Find the “emotional wins” that work for you
What does an emotional win look like for you? What creates a glimmer of happiness in your life? Finding emotional wins will help calm down the amygdala, allowing room for the prefrontal cortex to think clearly. Here are some possible examples of emotional wins:
- walking in nature
- reading
- art
- music
- candles
- friends/supportive people
- exercise
- movies/tv shows
- favorite snacks
- hugging your pet
- exploring a new place
- add your own!
This list is an example of what may add at least a tiny spark to your life. Maybe your logical brain is telling you that snacking makes you fat, avoidance doesn’t fix the problem, watching shows doesn’t make the pain go away when they end… true. All true. This is why the logical brain is important. So you can do these things in balance with what needs to be done. Would it be faster to reach your goals if you only used logic and pushed through? Theoretically, yes. Has it happened yet? Are you stuck? Are you low on motivation? Then it’s time to accept that you can’t do things through will-power alone.

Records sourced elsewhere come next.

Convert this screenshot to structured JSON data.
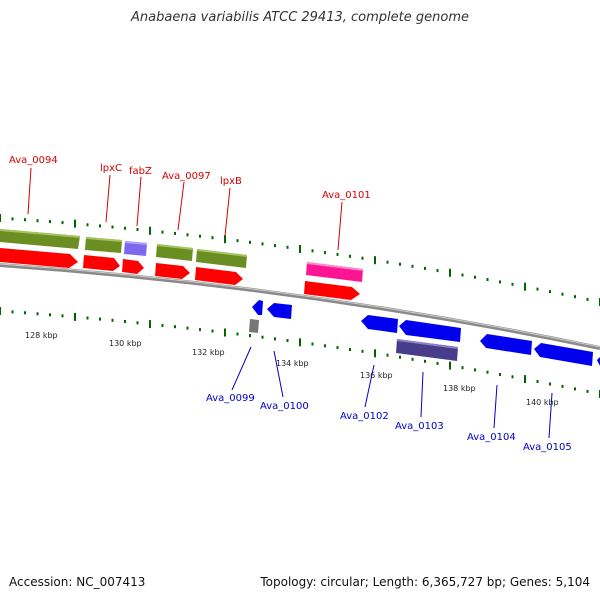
{
  "title": "Anabaena variabilis ATCC 29413, complete genome",
  "footer": {
    "accession": "Accession: NC_007413",
    "stats": "Topology: circular; Length: 6,365,727 bp; Genes: 5,104"
  },
  "colors": {
    "green": "#6b8e23",
    "red": "#ff0000",
    "purple": "#7b68ee",
    "pink": "#ff1493",
    "blue": "#0000ee",
    "darkslate": "#483d8b",
    "gray": "#808080",
    "backbone": "#888888",
    "tick": "#006400",
    "label_top": "#d40000",
    "label_bottom": "#0000c8"
  },
  "scale_labels": [
    "128 kbp",
    "130 kbp",
    "132 kbp",
    "134 kbp",
    "136 kbp",
    "138 kbp",
    "140 kbp"
  ],
  "gene_labels_top": [
    "Ava_0094",
    "lpxC",
    "fabZ",
    "Ava_0097",
    "lpxB",
    "Ava_0101"
  ],
  "gene_labels_bottom": [
    "Ava_0099",
    "Ava_0100",
    "Ava_0102",
    "Ava_0103",
    "Ava_0104",
    "Ava_0105"
  ]
}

You need a spark of energy returned to you, or you’re just running on empty. This is why compromise is important. This is the wisdom of the body, and the wisdom of research on the body through DBT.
TL;DR
The bottom line is, we can’t suppress or avoid our emotions in the long-run without consequence. We have to process an emotion by identifying what it is trying to tell us, and using a combination of acceptance and action to process the emotion so it can do its job and finish it. In order for that to happen we need to recognize that the emotion is carrying a message about our well-being and what we need. Maybe our pre-frontal brain denies we need it, but if our emotional brain is telling us we do then we can either argue about it for the rest of our lives or accept that a compromise needs to be had. When the amygdala is able to calm down, we will be able to access our problem-solving mode in the prefrontal cortex. It takes consistent practice to make these changes, but eventually it will become more natural to read your emotions and respond to them without resentment or frustration, because they are working for your good!